Bumper.Fi, a DeFi protocol, has launched an innovative cryptocurrency options trading solution, billed as an “options killer.” The protocol’s underlying equation promises staggering improvements over existing methods based on Black-Scholes approach. Bumper launched the service on September 7th and says that its approach slashes prices by an average of 30% compared to the current market leader, Deribit.

Bumper has been released on the Ethereum mainnet and is accepting deposits in ETH and USDC, with support for more ERC-20 tokens and additional blockchains coming soon. Those who join the protocol early will be eligible for a $250,000 incentive pool that they can use to protect their Ethereum or earnings on USDC.

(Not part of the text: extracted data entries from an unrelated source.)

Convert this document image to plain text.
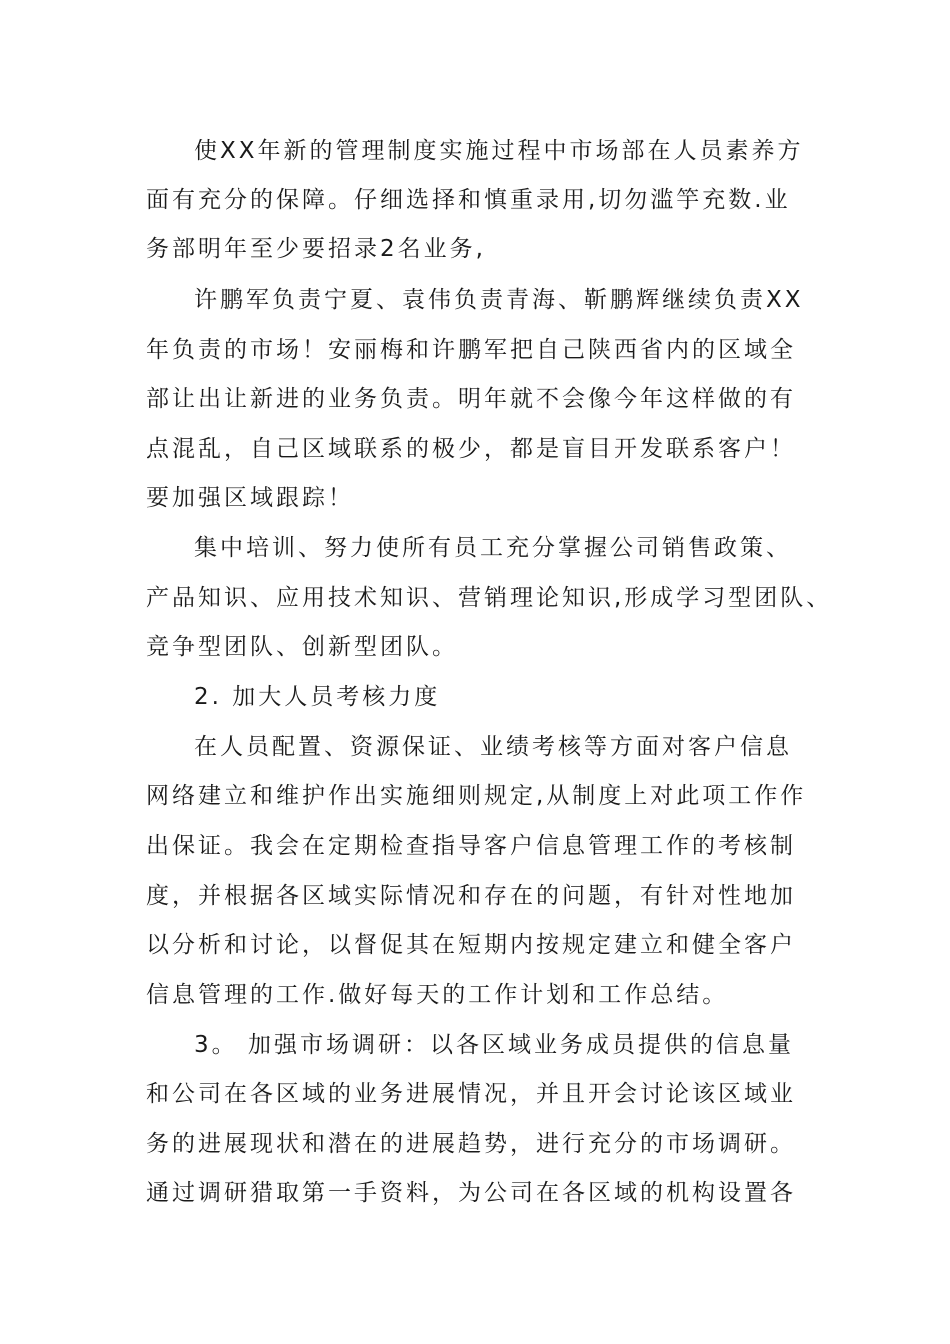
使XX年新的管理制度实施过程中市场部在人员素养方
面有充分的保障。仔细选择和慎重录用,切勿滥竽充数.业
务部明年至少要招录2名业务,
许鹏军负责宁夏、袁伟负责青海、靳鹏辉继续负责XX
年负责的市场！安丽梅和许鹏军把自己陕西省内的区域全
部让出让新进的业务负责。明年就不会像今年这样做的有
点混乱，自己区域联系的极少，都是盲目开发联系客户！
要加强区域跟踪！
集中培训、努力使所有员工充分掌握公司销售政策、
产品知识、应用技术知识、营销理论知识,形成学习型团队、
竞争型团队、创新型团队。
2. 加大人员考核力度
在人员配置、资源保证、业绩考核等方面对客户信息
网络建立和维护作出实施细则规定,从制度上对此项工作作
出保证。我会在定期检查指导客户信息管理工作的考核制
度，并根据各区域实际情况和存在的问题，有针对性地加
以分析和讨论，以督促其在短期内按规定建立和健全客户
信息管理的工作.做好每天的工作计划和工作总结。
3。 加强市场调研：以各区域业务成员提供的信息量
和公司在各区域的业务进展情况，并且开会讨论该区域业
务的进展现状和潜在的进展趋势，进行充分的市场调研。
通过调研猎取第一手资料，为公司在各区域的机构设置各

How Bumper has re-engineered options trading

The Black-Scholes model, which was developed in the 1960s and forms the backbone of today’s $13 trillion options market, is the standard approach for determining the cost of hedging risk. With Bumper, a user’s crypto tokens are protected from downside volatility, allowing them to take leveraged positions with no fear of losing their investment.

“Fifty years is a long time in tech and although Bumper uses completely different inputs and a novel rebalancing mechanism, it is surprisingly correlated with Black-Scholes, but more efficient, even under the most volatile of market conditions,” said Bumper’s Co-founder and CEO, Jonathan DeCarteret.

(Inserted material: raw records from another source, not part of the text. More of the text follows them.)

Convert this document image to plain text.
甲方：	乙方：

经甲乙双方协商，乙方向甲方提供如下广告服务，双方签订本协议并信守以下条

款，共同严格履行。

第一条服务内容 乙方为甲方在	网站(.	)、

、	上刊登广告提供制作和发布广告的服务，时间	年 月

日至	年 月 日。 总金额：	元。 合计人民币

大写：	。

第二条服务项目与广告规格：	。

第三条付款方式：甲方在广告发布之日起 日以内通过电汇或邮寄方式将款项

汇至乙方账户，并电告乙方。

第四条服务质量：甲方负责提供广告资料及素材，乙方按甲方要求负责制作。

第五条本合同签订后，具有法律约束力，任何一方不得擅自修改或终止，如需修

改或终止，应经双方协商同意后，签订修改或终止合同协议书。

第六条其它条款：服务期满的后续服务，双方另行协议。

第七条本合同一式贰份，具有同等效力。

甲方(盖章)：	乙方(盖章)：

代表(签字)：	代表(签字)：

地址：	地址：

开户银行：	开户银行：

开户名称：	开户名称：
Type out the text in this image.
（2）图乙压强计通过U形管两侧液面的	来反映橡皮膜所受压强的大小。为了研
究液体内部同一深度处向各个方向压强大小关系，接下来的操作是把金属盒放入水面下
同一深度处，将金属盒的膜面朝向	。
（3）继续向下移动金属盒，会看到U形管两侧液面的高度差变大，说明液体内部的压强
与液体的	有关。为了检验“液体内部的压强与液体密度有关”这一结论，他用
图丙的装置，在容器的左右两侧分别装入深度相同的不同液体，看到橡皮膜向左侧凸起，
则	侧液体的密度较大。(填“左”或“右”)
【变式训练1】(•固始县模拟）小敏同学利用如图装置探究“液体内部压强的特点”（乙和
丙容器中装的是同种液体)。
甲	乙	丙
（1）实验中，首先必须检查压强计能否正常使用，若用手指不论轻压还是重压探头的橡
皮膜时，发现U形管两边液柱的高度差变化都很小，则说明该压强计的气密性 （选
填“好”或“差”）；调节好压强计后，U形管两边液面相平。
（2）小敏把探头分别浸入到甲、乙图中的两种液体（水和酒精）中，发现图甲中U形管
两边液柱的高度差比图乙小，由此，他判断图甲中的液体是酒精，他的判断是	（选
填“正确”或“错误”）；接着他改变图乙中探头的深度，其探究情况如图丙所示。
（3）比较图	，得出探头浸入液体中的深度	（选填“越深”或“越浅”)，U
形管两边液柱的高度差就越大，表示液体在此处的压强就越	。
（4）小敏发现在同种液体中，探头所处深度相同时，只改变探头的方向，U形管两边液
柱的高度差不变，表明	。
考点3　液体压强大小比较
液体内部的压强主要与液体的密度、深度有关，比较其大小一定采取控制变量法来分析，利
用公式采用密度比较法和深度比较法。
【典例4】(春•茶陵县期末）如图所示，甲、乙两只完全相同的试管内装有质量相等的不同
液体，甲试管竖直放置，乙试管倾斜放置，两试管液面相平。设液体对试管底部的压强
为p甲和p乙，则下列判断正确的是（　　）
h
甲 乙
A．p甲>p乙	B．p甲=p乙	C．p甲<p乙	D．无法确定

Bumper. Fi says its innovation is the result of a three-year R&D program funded by $20 million in seed money and developed in conjunction with the Swiss Centre for Cryptoeconomics, best known for its work on Synthetix.

In addition, Digital Mob, who have worked on protocols like Barnbridge, Gnosis, and Filecoin, wrote the code for Bumper. The resulting protocol offers a 30% savings compared to conventional options desks and pays Liquidity Providers (LPs) between 3% and 18% APR on USDC they deliver. The protocol’s premium is determined periodically over the duration of the contract. Furthermore, it is influenced by factors such as market fluctuations, protocol rebalancing, and the user’s floor position.